Unified Pension Scheme Offers Guaranteed Payout for Central Government Employees in India

The Finance Ministry has announced the Unified Pension Scheme (UPS), offering a guaranteed pension of 50% of the average basic salary from the last year before retirement. This scheme is available to Central Government employees under the National Pension System (NPS) who opt for it. However, it excludes those dismissed, removed, or resigned from service.

New Unified Pension Scheme for Government Employees

Unified Pension Scheme Details

According to a notification dated January 24, the full assured payout rate is set at 50% of the average basic pay over the last 12 months before retirement. This is contingent on a minimum qualifying service of 25 years, contrasting with NPS's market-linked returns. Employees with less service will receive a proportional payout, with a minimum guaranteed payout of Rs 10,000 monthly for those retiring after at least ten years of service.
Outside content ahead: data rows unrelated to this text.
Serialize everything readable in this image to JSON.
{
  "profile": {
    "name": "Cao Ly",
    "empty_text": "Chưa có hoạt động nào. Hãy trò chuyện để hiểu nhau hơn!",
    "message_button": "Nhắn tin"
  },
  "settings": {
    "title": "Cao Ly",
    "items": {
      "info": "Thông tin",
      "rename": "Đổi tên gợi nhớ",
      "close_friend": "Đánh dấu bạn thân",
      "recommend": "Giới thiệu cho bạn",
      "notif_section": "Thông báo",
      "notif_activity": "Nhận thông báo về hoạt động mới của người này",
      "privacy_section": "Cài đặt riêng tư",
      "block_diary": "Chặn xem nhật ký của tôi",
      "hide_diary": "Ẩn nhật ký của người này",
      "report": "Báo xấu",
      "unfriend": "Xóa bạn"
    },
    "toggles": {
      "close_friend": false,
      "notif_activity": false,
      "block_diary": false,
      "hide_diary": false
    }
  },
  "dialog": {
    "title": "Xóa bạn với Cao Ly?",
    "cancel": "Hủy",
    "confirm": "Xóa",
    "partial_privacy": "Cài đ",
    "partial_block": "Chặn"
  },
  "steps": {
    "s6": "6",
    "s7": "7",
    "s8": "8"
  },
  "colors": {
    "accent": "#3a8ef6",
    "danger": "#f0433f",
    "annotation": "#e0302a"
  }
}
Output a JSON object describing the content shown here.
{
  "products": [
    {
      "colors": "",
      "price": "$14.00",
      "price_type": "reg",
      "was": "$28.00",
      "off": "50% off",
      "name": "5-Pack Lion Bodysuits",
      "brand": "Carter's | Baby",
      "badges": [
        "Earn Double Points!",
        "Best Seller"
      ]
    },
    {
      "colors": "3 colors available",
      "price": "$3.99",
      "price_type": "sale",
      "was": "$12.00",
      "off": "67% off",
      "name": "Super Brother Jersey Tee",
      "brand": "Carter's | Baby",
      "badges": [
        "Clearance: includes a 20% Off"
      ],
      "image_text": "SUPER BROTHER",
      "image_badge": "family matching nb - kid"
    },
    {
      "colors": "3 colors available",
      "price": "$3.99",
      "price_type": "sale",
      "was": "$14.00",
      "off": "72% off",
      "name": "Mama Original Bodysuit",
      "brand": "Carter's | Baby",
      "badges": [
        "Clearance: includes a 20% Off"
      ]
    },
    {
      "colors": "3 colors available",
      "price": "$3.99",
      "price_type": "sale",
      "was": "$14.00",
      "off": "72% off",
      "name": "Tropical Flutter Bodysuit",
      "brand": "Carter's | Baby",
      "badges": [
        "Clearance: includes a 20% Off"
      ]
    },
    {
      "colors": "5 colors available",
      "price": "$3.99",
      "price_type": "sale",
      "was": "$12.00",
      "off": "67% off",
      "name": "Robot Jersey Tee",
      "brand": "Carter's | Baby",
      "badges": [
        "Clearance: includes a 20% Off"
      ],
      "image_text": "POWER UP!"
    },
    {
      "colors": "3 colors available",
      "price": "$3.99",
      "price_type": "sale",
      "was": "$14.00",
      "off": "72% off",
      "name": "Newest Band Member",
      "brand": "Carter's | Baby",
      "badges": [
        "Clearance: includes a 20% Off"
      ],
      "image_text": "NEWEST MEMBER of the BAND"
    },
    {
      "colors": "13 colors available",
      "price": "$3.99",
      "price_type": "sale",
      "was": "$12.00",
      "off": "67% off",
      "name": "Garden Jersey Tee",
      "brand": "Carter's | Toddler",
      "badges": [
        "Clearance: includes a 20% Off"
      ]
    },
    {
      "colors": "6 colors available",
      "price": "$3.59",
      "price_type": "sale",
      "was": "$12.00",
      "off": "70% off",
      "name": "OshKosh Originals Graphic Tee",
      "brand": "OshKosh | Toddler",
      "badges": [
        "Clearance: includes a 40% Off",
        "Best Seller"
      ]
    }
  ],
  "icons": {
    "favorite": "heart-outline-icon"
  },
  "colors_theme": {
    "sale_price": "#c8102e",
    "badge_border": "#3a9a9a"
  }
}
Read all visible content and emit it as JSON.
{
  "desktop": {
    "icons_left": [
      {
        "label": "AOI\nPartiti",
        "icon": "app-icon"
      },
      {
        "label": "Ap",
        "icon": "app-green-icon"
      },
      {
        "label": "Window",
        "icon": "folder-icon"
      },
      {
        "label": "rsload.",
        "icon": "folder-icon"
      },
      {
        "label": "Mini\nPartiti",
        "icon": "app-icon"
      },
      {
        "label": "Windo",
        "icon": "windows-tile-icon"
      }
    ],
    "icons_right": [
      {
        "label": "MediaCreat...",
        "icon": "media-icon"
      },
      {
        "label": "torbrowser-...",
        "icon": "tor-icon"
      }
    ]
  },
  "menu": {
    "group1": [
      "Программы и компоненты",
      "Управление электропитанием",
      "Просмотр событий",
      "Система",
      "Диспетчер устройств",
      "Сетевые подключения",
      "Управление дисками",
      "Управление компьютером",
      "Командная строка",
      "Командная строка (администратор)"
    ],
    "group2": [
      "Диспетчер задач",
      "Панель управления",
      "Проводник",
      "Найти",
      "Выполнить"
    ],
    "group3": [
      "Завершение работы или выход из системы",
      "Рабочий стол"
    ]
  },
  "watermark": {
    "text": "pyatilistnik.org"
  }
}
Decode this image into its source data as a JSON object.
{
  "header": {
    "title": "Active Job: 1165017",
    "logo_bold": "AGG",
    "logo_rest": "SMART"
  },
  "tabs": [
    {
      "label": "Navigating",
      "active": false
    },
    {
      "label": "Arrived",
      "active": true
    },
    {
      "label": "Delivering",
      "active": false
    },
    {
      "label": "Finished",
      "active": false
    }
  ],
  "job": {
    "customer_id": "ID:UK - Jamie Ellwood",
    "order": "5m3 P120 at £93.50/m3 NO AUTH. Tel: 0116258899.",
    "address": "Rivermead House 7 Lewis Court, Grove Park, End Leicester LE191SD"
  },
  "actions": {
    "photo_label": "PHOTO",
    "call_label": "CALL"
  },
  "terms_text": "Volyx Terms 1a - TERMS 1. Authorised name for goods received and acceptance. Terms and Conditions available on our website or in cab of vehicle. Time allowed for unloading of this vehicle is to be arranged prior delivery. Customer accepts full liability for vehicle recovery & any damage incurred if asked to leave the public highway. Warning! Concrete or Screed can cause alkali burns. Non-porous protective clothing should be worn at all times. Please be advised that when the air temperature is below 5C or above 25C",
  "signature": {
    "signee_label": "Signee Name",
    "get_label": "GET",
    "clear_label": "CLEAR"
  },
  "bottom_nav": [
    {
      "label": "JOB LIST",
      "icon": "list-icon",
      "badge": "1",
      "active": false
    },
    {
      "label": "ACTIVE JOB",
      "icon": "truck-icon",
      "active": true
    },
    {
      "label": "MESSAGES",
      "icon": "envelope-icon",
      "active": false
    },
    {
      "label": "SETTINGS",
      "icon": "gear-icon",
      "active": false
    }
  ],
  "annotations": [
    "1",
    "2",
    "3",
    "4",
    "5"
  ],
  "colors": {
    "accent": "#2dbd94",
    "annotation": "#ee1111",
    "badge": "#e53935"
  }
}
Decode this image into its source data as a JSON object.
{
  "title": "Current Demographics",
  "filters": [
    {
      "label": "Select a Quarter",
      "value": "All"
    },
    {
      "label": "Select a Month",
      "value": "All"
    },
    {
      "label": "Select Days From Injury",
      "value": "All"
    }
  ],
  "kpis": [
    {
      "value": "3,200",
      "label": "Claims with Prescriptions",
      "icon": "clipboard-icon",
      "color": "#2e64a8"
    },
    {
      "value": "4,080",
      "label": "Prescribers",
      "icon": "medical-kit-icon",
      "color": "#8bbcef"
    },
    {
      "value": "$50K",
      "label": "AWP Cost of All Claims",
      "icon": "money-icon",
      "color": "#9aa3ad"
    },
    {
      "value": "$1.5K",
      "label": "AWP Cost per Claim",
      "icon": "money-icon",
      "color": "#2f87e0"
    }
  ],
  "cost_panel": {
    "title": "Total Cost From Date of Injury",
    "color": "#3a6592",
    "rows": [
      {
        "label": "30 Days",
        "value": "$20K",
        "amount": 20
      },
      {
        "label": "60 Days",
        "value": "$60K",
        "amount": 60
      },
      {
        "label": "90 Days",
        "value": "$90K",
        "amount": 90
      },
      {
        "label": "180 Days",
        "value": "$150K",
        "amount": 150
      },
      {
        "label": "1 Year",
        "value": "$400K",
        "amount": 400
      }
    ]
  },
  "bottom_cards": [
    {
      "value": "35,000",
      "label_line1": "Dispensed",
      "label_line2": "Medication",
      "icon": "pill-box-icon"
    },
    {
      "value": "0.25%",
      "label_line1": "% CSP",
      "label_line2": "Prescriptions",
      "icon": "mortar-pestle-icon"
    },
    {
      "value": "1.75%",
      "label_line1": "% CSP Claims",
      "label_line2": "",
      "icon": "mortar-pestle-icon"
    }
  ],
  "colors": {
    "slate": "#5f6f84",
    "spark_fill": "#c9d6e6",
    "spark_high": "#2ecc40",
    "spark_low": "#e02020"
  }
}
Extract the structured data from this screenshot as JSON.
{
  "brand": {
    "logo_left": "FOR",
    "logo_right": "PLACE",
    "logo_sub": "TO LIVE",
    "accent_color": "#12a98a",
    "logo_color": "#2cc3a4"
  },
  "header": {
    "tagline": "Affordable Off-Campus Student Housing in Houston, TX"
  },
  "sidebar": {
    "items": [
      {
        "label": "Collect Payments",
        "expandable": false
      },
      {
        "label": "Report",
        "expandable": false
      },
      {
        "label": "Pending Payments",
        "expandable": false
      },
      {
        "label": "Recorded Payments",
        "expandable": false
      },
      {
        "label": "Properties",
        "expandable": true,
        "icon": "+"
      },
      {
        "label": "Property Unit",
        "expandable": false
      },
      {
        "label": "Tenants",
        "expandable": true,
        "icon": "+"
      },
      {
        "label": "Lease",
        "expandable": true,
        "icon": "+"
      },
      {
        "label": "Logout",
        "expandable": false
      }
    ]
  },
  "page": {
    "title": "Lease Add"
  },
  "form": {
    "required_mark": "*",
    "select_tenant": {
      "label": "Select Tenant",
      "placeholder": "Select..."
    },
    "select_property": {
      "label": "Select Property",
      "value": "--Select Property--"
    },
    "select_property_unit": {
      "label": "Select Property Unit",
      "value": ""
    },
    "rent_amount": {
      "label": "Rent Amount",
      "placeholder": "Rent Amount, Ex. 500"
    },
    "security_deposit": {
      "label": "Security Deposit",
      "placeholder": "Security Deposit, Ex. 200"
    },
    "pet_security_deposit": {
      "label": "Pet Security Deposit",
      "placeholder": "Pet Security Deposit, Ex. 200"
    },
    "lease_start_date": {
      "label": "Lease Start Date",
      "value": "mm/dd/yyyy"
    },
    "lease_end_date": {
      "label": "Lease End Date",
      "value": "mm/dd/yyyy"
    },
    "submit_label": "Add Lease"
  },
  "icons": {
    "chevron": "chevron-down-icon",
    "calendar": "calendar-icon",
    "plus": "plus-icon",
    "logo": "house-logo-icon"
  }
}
The UPS will become operational on April 1, 2025. For voluntary retirees with at least 25 years of service, payouts start from their notional retirement date. In case of death post-retirement, the spouse receives 60% of the payout previously given to the retiree. Dearness Relief applies to both assured and family payouts, calculated similarly to serving employees' Dearness Allowance.

Transition and Contribution Changes

Existing Central Government employees under NPS can choose between UPS and NPS from April 1, 2025. Future employees also have this choice. Once an employee opts for UPS, their Permanent Retirement Account Number corpus transfers to their individual UPS corpus. The Head of Office will determine qualifying service at retirement.

The Pension Fund Regulatory and Development Authority may establish regulations for UPS implementation. The scheme will increase government contributions from 14% to 18.5%, effective April 1, 2025. The Union Cabinet approved this on August 24, 2024.

Comparing Pension Schemes

Under the old pension scheme (OPS), which was in effect before January 2004, employees received half of their last drawn basic pay as pension without contributing. They did contribute to the General Provident Fund (GPF), receiving accumulated amounts with interest upon retirement.

In contrast, UPS requires employees to contribute 10% of their basic salary and dearness allowance. The government contributes 18.5%. The final payout depends on market returns from investments in government debt.

Some states reverted to OPS due to NPS's lower attractiveness compared to OPS's DA-linked benefits. This led the Centre to form a committee in April 2023 under TV Somanathan to improve NPS architecture.

The new scheme aims to provide more security for government employees while balancing contributions and market returns.